A questão dos direitos autorais está ligada, de um lado, à remuneração do trabalho do autor (aspecto material) e a um aspecto que poderíamos chamar imaterial ou simbólico, que é referido nos contratos como “o direito de ser reconhecido como o autor da obra X”. Este é um aspecto interessante porque implica numa vantagem (se não o fosse, não seria reivindicado pelos autores), mas uma vantagem de caráter abstrato. Esse direito e essa vantagem nos parecem indiscutíveis, mas a verdade é que, pelo menos na literatura, nem sempre havia a pressuposição tácita de que o autor gostaria de se identificado com a obra. Às vezes, entretanto, o autor preferia ficar na sombra.

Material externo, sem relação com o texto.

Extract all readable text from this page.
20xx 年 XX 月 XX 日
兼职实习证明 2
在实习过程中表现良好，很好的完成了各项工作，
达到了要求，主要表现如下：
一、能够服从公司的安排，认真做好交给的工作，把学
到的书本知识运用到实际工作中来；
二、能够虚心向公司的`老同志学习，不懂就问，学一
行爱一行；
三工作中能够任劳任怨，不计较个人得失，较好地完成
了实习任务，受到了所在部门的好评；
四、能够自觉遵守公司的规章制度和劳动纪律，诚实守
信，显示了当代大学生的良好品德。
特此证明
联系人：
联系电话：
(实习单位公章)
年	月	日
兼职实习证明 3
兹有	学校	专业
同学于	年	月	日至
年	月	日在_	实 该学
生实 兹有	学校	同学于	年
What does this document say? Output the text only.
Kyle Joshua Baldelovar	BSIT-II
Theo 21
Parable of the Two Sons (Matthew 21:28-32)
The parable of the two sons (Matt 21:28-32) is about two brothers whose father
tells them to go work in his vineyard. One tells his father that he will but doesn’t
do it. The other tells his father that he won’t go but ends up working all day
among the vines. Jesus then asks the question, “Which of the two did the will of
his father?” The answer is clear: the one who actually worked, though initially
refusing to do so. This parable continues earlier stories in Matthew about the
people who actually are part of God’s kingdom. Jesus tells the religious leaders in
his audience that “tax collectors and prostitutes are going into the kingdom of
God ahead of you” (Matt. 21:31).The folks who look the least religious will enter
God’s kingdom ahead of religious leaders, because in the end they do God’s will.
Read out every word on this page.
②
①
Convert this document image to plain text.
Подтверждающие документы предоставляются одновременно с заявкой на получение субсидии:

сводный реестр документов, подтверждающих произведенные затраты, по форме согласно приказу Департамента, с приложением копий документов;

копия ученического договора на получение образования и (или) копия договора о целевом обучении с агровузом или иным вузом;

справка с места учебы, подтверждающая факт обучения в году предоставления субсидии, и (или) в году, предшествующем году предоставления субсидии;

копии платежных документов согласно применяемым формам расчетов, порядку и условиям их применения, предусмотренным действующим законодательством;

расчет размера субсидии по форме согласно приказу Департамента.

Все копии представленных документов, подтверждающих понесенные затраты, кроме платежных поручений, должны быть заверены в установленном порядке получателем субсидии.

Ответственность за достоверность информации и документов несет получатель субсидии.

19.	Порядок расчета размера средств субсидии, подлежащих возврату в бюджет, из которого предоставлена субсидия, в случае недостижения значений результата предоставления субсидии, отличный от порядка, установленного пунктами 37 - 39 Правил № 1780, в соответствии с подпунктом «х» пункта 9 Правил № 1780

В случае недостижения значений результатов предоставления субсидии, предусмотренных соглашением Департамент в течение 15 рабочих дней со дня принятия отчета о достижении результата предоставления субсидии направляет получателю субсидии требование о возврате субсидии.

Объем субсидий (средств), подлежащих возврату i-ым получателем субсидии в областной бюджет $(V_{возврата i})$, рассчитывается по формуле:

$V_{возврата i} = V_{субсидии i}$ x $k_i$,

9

Edgar Allan Poe publicou em 1837 seu primeiro livro, “Tamerlane and other poems”, assinando-se como “Um bostoniano”. Talvez uma tentativa de sentir-se mais integrado à população de Boston, cidade onde nasceu e com quem manteve uma relação de amor e ódio. Talvez por ter apenas 18 anos, estar servindo ao Exército sob nome falso (“Edgar Perry”) e não querer chamar atenção sobre si próprio. Sempre achei este episódio semelhante ao que ocorreu com Manuel Antonio de Almeida, que publicou em 1852 as “Memórias de um Sargento de Milícias”, assinando-se como “Um brasileiro”. Por que? Já li num ensaio ou prefácio que Almeida limitou-se, como jornalista, a escutar as histórias narradas por um personagem real, e as transpôs para o livro sem muita interferência.. Por isso sentia-se meio desconfortável em apresentar-se publicamente como o inventor daquilo tudo, coisa que não era.

Folheando uma reedição recente do “Frankenstein” de Mary Shelley vi uma reprodução da página de rosto da edição original de 1818, em três volumes. O livro saiu sem menção ao autor, o que só ocorreu da segunda edição em diante. Pelo fato de ser uma mulher? Talvez, mas o livro era prefaciado por Percy Shelley (marido da autora) e trazia uma dedicatória ao pai dela, o filósofo William Godwin. Hoje em dia, um livro que saia sem indicação do autor, mesmo um nome falso ou um pseudônimo, é quase inimaginável. Livros anônimos são, às vezes, livros que podem produzir reações polêmicas, como os “Vestígios da História Natural da Criação”, que Robert Chambers publicou anonimamente em 1844, com uma teoria cósmica da evolução.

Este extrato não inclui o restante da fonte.